1 ½ kg panklare braadkip
6-8 lente-uien
4 teentjes knoflook
2-3 stengels sereh (citroengras)
5 kemirinoten
1 theel. trassi (garnalenpasta)
1-2 theel. sambal badjak
1 theel. kurkuma (geelwortel)
2 theel. ketoembar (koriander)
1 theel. djinten (komijn)
ketjap asin
6 eetl. zonnebloem- of maïsolie
4-5 dl kokosmelk (blik/pak) ongezoet
Bereiding.
1. Halveer de kip langs het borstbeen en aan de rugzijde, spoel haar goed af en dep haar droog. Maak de lente-uienschoon, was ze en snijd ze in ringetjes.

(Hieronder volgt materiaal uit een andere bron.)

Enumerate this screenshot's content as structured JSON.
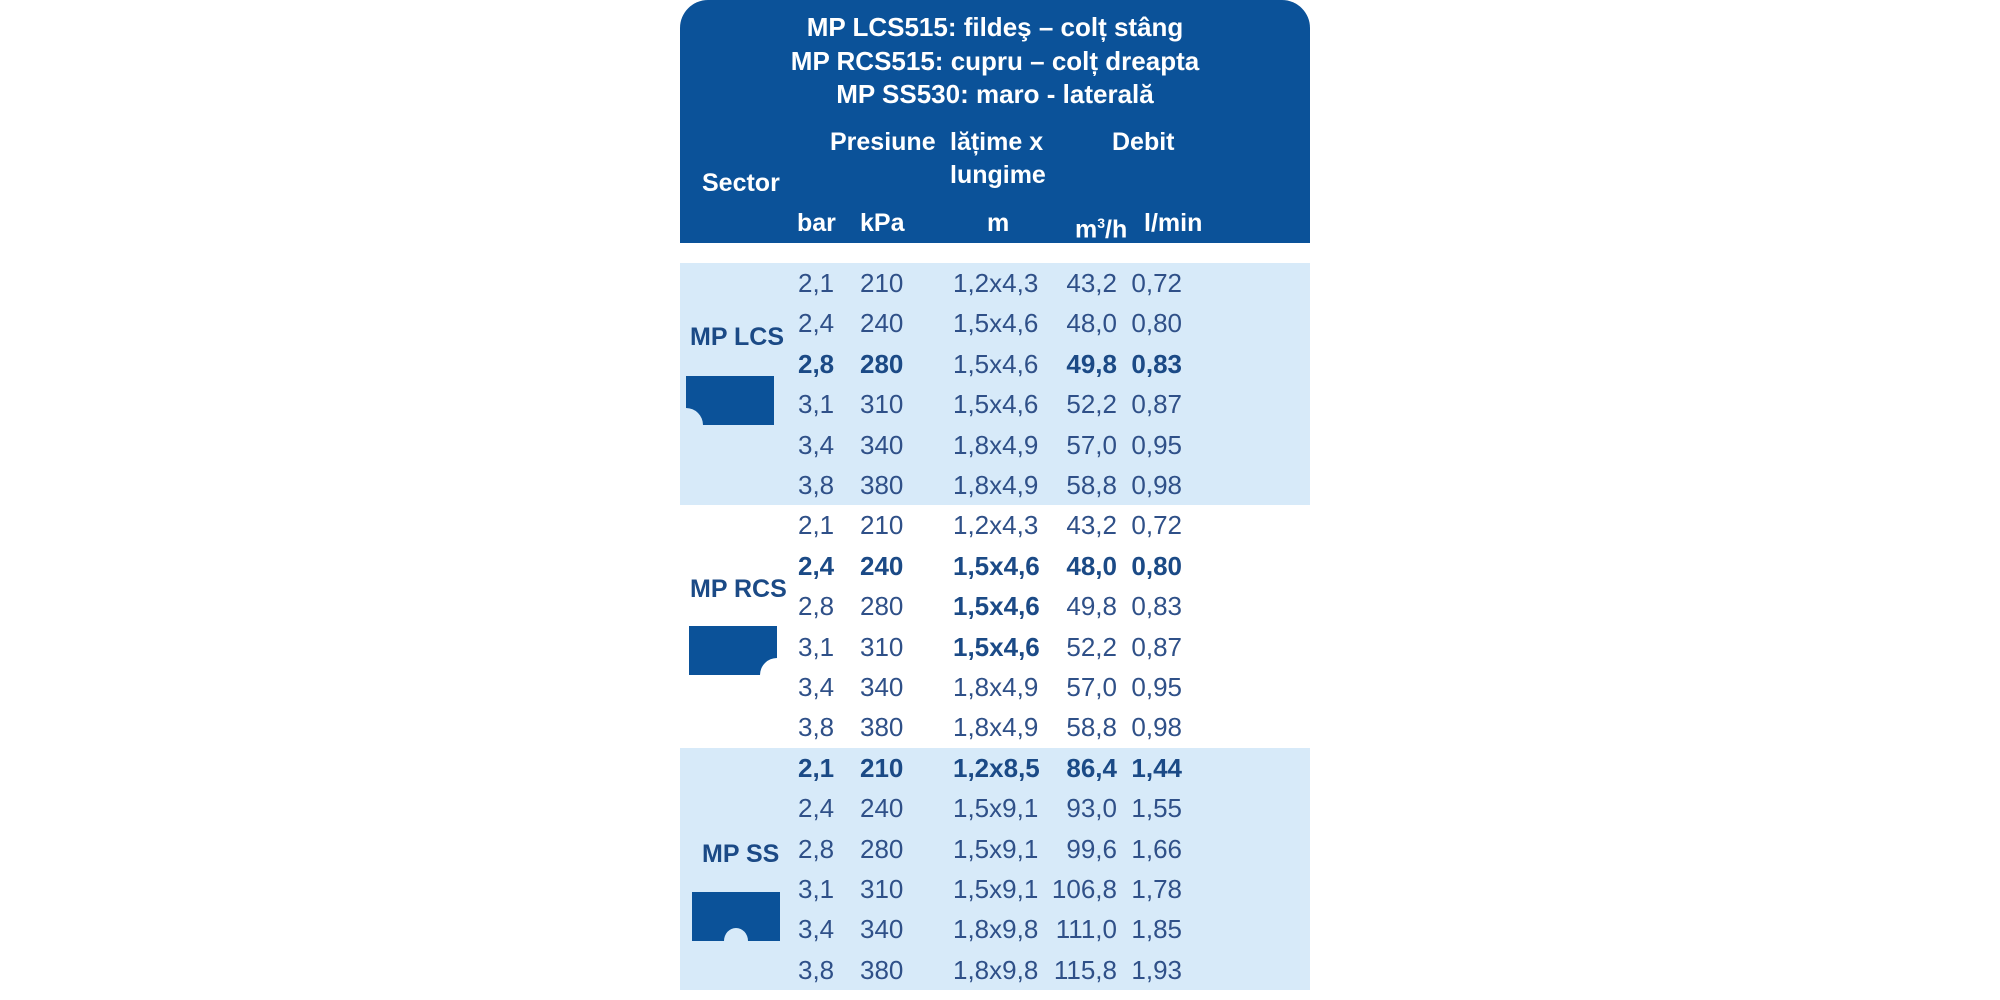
{
  "header": {
    "titles": [
      "MP LCS515: fildeş – colț stâng",
      "MP RCS515: cupru – colț dreapta",
      "MP SS530: maro - laterală"
    ],
    "sector": "Sector",
    "presiune": "Presiune",
    "latime_line1": "lățime x",
    "latime_line2": "lungime",
    "debit": "Debit",
    "units": {
      "bar": "bar",
      "kpa": "kPa",
      "m": "m",
      "m3h_base": "m",
      "m3h_sup": "3",
      "m3h_rest": "/h",
      "lmin": "l/min"
    }
  },
  "colors": {
    "header_bg": "#0b5299",
    "band_light": "#d7eaf9",
    "text": "#2f5088",
    "icon": "#0b5299"
  },
  "groups": [
    {
      "sector": "MP LCS",
      "icon": "left-corner-sector-icon",
      "rows": [
        {
          "cells": [
            "2,1",
            "210",
            "1,2x4,3",
            "43,2",
            "0,72"
          ],
          "bold": []
        },
        {
          "cells": [
            "2,4",
            "240",
            "1,5x4,6",
            "48,0",
            "0,80"
          ],
          "bold": []
        },
        {
          "cells": [
            "2,8",
            "280",
            "1,5x4,6",
            "49,8",
            "0,83"
          ],
          "bold": [
            0,
            1,
            3,
            4
          ]
        },
        {
          "cells": [
            "3,1",
            "310",
            "1,5x4,6",
            "52,2",
            "0,87"
          ],
          "bold": []
        },
        {
          "cells": [
            "3,4",
            "340",
            "1,8x4,9",
            "57,0",
            "0,95"
          ],
          "bold": []
        },
        {
          "cells": [
            "3,8",
            "380",
            "1,8x4,9",
            "58,8",
            "0,98"
          ],
          "bold": []
        }
      ]
    },
    {
      "sector": "MP RCS",
      "icon": "right-corner-sector-icon",
      "rows": [
        {
          "cells": [
            "2,1",
            "210",
            "1,2x4,3",
            "43,2",
            "0,72"
          ],
          "bold": []
        },
        {
          "cells": [
            "2,4",
            "240",
            "1,5x4,6",
            "48,0",
            "0,80"
          ],
          "bold": [
            0,
            1,
            2,
            3,
            4
          ]
        },
        {
          "cells": [
            "2,8",
            "280",
            "1,5x4,6",
            "49,8",
            "0,83"
          ],
          "bold": [
            2
          ]
        },
        {
          "cells": [
            "3,1",
            "310",
            "1,5x4,6",
            "52,2",
            "0,87"
          ],
          "bold": [
            2
          ]
        },
        {
          "cells": [
            "3,4",
            "340",
            "1,8x4,9",
            "57,0",
            "0,95"
          ],
          "bold": []
        },
        {
          "cells": [
            "3,8",
            "380",
            "1,8x4,9",
            "58,8",
            "0,98"
          ],
          "bold": []
        }
      ]
    },
    {
      "sector": "MP SS",
      "icon": "side-strip-sector-icon",
      "rows": [
        {
          "cells": [
            "2,1",
            "210",
            "1,2x8,5",
            "86,4",
            "1,44"
          ],
          "bold": [
            0,
            1,
            2,
            3,
            4
          ]
        },
        {
          "cells": [
            "2,4",
            "240",
            "1,5x9,1",
            "93,0",
            "1,55"
          ],
          "bold": []
        },
        {
          "cells": [
            "2,8",
            "280",
            "1,5x9,1",
            "99,6",
            "1,66"
          ],
          "bold": []
        },
        {
          "cells": [
            "3,1",
            "310",
            "1,5x9,1",
            "106,8",
            "1,78"
          ],
          "bold": []
        },
        {
          "cells": [
            "3,4",
            "340",
            "1,8x9,8",
            "111,0",
            "1,85"
          ],
          "bold": []
        },
        {
          "cells": [
            "3,8",
            "380",
            "1,8x9,8",
            "115,8",
            "1,93"
          ],
          "bold": []
        }
      ]
    }
  ]
}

Pel de knoflooktenen en pers ze uit. Hak de verdikte onderkant van de sereh klein. Rasp de kemirinoten en druk vervolgens met de achterkant van een lepel de trassi fijn.
2. Vermeng de voorbereide groenten met alle kruiden en ketjap tot een egale, lobbige pasta. Warm de oven voor op 200 °C.
3. Verhit 2 eetlepels olie in een flink grote, ondiepe ovenschaal. Bak hierin onder geregeld roeren de kruidenpasta op matig vuur circa 1 minuut aan. Voeg de kip toe met de kokosmelk en laat het geheel afgedekt in circa 25 minuten garen.
4. Neem na de braadtijd de kipdelen uit de saus. Schenk wat olie in de braadslee, wrijf met de rest de kip helften grondig in en laat ze met het vel
naar boven in de voorverwarmde oven circa 35 minuten bakken tot het vel krokant en goudbruin is geworden.
5. Laat intussen de saus op matig vuur en zonder deksel iets inkoken. Neem de krokante kip uit de braadslee, verdeel haar in redelijke stukken en leg deze op een met bananenblad belegd bord.